Could interest rates be about to rise?

by Ryan Smith08 Nov 2013

Some investors are speculating that the Federal Reserve may wind back its $85bn-per-month bond-buying program sooner than expected.

Although the program has led to record low mortgage rates, it’s also made investors jumpy. Talk during the summer of ending the stimulus in September led to rates jumping more than a full percentage point, strangling the refi boom and leading many big lenders to cut mortgage jobs.

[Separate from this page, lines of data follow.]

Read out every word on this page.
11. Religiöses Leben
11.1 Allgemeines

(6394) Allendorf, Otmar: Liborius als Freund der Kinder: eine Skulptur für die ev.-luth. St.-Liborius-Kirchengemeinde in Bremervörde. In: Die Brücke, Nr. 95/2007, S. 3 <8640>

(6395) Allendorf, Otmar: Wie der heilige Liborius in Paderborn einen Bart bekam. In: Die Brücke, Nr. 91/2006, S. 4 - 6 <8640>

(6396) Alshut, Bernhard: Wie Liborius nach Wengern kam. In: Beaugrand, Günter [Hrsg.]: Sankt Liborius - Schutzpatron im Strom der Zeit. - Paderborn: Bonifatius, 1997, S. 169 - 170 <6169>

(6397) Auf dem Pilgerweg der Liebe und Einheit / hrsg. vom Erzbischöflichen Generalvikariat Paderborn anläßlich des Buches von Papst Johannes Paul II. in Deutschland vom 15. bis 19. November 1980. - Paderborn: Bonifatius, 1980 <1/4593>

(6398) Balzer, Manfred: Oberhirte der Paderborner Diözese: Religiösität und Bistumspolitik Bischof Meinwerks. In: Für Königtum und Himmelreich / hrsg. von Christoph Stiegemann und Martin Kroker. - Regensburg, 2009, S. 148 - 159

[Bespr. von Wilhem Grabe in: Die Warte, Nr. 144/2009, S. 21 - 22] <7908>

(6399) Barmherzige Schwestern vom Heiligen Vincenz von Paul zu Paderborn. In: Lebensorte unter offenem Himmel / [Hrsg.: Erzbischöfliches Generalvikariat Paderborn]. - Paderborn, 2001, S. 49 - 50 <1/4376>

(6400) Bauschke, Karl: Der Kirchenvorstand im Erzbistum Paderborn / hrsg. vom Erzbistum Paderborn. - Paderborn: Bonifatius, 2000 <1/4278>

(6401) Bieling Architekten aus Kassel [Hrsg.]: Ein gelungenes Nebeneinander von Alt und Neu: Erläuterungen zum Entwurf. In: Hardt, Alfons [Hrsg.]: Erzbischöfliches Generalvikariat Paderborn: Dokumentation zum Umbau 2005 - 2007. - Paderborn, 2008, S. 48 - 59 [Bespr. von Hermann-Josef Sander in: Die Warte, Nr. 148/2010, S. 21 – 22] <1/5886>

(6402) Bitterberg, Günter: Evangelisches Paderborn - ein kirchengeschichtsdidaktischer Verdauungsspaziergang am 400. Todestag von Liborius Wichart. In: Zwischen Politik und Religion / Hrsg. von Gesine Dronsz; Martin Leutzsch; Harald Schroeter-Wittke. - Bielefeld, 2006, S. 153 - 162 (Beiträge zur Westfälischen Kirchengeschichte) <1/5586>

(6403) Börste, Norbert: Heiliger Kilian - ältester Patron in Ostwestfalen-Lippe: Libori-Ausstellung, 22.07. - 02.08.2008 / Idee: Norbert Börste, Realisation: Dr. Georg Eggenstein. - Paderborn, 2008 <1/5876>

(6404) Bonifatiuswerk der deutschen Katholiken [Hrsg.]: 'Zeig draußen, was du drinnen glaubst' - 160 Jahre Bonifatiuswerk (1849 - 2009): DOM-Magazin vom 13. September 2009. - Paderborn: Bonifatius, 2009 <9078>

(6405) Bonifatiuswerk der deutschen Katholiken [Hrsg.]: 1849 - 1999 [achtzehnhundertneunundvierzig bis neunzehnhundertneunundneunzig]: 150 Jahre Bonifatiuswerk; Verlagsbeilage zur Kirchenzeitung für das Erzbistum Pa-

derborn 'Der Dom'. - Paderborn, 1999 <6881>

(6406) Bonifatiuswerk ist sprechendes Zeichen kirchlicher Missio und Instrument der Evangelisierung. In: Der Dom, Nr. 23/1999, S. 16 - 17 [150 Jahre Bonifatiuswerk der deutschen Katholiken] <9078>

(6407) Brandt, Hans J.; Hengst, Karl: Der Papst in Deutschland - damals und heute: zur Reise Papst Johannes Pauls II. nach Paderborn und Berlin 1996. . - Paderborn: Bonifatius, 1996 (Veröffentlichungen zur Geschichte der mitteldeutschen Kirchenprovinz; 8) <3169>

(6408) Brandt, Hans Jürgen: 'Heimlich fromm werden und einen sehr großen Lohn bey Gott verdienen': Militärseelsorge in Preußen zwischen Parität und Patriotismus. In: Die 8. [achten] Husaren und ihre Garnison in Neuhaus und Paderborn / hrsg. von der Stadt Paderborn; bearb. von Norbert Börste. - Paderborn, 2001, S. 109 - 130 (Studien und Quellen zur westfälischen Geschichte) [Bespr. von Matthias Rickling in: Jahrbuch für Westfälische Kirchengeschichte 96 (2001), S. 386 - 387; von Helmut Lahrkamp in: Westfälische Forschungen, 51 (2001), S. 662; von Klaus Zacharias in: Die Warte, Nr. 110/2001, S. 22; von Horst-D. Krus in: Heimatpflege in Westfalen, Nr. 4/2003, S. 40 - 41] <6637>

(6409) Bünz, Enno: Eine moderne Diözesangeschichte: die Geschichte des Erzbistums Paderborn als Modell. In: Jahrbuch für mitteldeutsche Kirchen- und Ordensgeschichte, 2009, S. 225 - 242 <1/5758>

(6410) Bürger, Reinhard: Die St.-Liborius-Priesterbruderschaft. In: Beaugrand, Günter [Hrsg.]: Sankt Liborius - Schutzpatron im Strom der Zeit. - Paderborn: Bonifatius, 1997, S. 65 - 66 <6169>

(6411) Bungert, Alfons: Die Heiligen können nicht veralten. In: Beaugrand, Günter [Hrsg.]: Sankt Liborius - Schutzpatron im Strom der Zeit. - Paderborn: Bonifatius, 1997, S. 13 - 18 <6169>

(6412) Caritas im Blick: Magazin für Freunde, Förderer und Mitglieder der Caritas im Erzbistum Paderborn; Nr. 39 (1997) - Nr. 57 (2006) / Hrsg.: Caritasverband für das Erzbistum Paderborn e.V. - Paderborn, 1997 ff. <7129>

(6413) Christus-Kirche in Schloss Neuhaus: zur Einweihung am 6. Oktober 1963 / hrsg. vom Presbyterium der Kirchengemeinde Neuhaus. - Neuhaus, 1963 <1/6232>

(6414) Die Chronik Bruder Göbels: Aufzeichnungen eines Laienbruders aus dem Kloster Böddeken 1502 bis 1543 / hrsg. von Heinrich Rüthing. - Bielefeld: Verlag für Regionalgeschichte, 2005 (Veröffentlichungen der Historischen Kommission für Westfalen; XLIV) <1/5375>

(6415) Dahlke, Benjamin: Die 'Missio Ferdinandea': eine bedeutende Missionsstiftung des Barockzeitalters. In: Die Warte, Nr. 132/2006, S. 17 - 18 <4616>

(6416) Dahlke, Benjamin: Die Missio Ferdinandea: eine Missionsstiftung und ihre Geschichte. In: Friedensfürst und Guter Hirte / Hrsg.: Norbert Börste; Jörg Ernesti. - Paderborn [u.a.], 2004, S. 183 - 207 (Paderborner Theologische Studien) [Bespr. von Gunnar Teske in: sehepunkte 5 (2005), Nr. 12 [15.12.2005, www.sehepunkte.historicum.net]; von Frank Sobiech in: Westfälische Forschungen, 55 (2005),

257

Even though the Fed decided to hold off until stronger economic data came in, some economists are speculating that the October jobs report might be what the agency was waiting for. The economy added 204,000 jobs last month -- nearly 80,000 more than projected – and revised numbers for September and August added another 60,000. That came as a surprise to a market that expected job growth to stumble due to last month’s government shutdown.

Although unemployment also grew – from September’s 7.2% to 7.3% in October – the unexpected job growth is leading some economists to predict that the Fed will feel pressure to taper its bond-buying stimulus sooner rather than later.

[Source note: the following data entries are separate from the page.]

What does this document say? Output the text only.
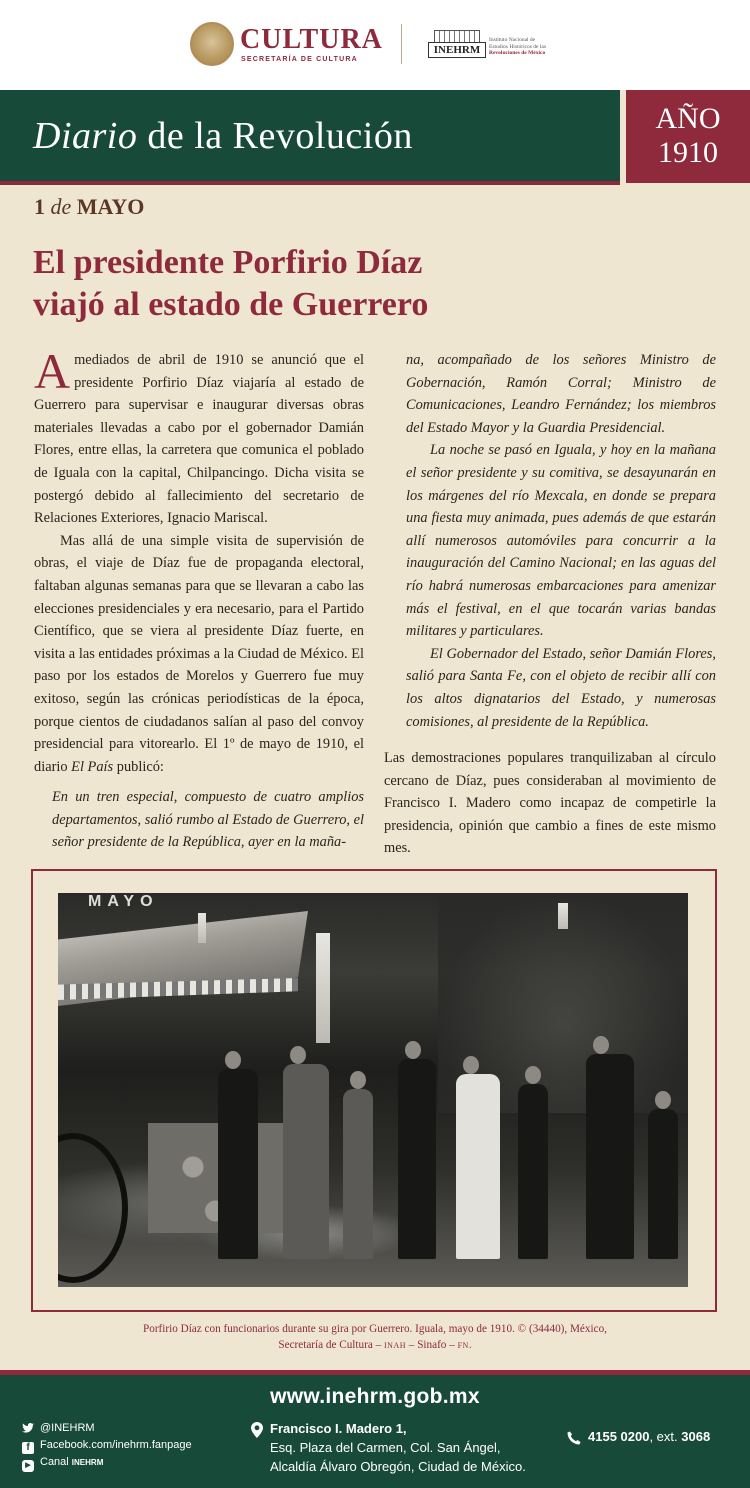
CULTURA
SECRETARÍA DE CULTURA
INEHRM
Instituto Nacional de
Estudios Históricos de las
Revoluciones de México
Diario de la Revolución	AÑO
1910
1 de MAYO
El presidente Porfirio Díaz
viajó al estado de Guerrero

Amediados de abril de 1910 se anunció que el presidente Porfirio Díaz viajaría al estado de Guerrero para supervisar e inaugurar diversas obras materiales llevadas a cabo por el gobernador Damián Flores, entre ellas, la carretera que comunica el poblado de Iguala con la capital, Chilpancingo. Dicha visita se postergó debido al fallecimiento del secretario de Relaciones Exteriores, Ignacio Mariscal.

Mas allá de una simple visita de supervisión de obras, el viaje de Díaz fue de propaganda electoral, faltaban algunas semanas para que se llevaran a cabo las elecciones presidenciales y era necesario, para el Partido Científico, que se viera al presidente Díaz fuerte, en visita a las entidades próximas a la Ciudad de México. El paso por los estados de Morelos y Guerrero fue muy exitoso, según las crónicas periodísticas de la época, porque cientos de ciudadanos salían al paso del convoy presidencial para vitorearlo. El 1º de mayo de 1910, el diario El País publicó:

En un tren especial, compuesto de cuatro amplios departamentos, salió rumbo al Estado de Guerrero, el señor presidente de la República, ayer en la maña-

na, acompañado de los señores Ministro de Gobernación, Ramón Corral; Ministro de Comunicaciones, Leandro Fernández; los miembros del Estado Mayor y la Guardia Presidencial.

La noche se pasó en Iguala, y hoy en la mañana el señor presidente y su comitiva, se desayunarán en los márgenes del río Mexcala, en donde se prepara una fiesta muy animada, pues además de que estarán allí numerosos automóviles para concurrir a la inauguración del Camino Nacional; en las aguas del río habrá numerosas embarcaciones para amenizar más el festival, en el que tocarán varias bandas militares y particulares.

El Gobernador del Estado, señor Damián Flores, salió para Santa Fe, con el objeto de recibir allí con los altos dignatarios del Estado, y numerosas comisiones, al presidente de la República.

Las demostraciones populares tranquilizaban al círculo cercano de Díaz, pues consideraban al movimiento de Francisco I. Madero como incapaz de competirle la presidencia, opinión que cambio a fines de este mismo mes.

MAYO
Porfirio Díaz con funcionarios durante su gira por Guerrero. Iguala, mayo de 1910. © (34440), México,
Secretaría de Cultura – INAH – Sinafo – FN.
www.inehrm.gob.mx
@INEHRM
f Facebook.com/inehrm.fanpage
▶ Canal INEHRM
Francisco I. Madero 1,
Esq. Plaza del Carmen, Col. San Ángel,
Alcaldía Álvaro Obregón, Ciudad de México.
4155 0200, ext. 3068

“Good news is now bad news (for markets),” Deutsche Bank Chief U.S. Economist Joseph LaVorgna told CNBC. “The Fed might taper sooner.”

JPMorgan economists, who had originally predicted a March taper, said the unexpected job growth could push the taper ahead to January.

“This stronger trend shifts the expected timing of the Fed taper of asset purchases to January,” they wrote. “The timing could be earlier if the labor market continues to surprise on the upside and could be later if the fiscal negotiations are drawn out.”

But Bryan McNee, vice president and senior bond analyst for MBSAuthority.com, said the Fed would probably need more data before making a decision on the taper.

“I don’t think anything is eminent, but there is some stronger data that needs to be paid attention to, and if there’s another one of these strong reports, that’ll give them more ammunition to begin tapering,” McNee told MPA. “Keep in mind, this is one report. I think we’ll need at least one more that’s as strong as this or stronger before it gives them enough to start doing it.”

There are other factors to be taken into account as well, McNee said – such as the confirmation of Janet Yellen to succeed Fed Chair Ben Bernanke and the resumption of debt ceiling negotiations in February.

“Those are some very big ifs, and they’re all not going to happen until January or February,” McNee said. “It’s too early to start jumping up and down and saying the Fed’s going to taper in January.”

 

COMMENTS

  • by Michael H | 11/8/2013 11:51:25 AM

    How many of the furloughed Gov't. workers went out anf secured other employment ? Of those, how many quit that new job (even part-time) to return back to the Gov't. work force ? As for the numbers we all know that they are cooked and be forced to tell what ever story they would like to spin.

  • by Bayview Mortgage Inc | 11/8/2013 11:54:46 AM

    These guys really don't keep up with the news. Im sure with suntrust and a few other wholesale lenders closing shop. All the lost jobs will increase the jobless claims next month. So rates will drop back down to 3.25% for a 30 year mortgage. 2 bad no one will have a job to be able to qualify for the mortgages.

  • by Matt | 11/8/2013 12:34:08 PM

    Don't forget we still have round 2 of the budget/debt ceiling battles coming up in January 2014 and the Fed probably will wait until that is resolved prior to making a decision to taper.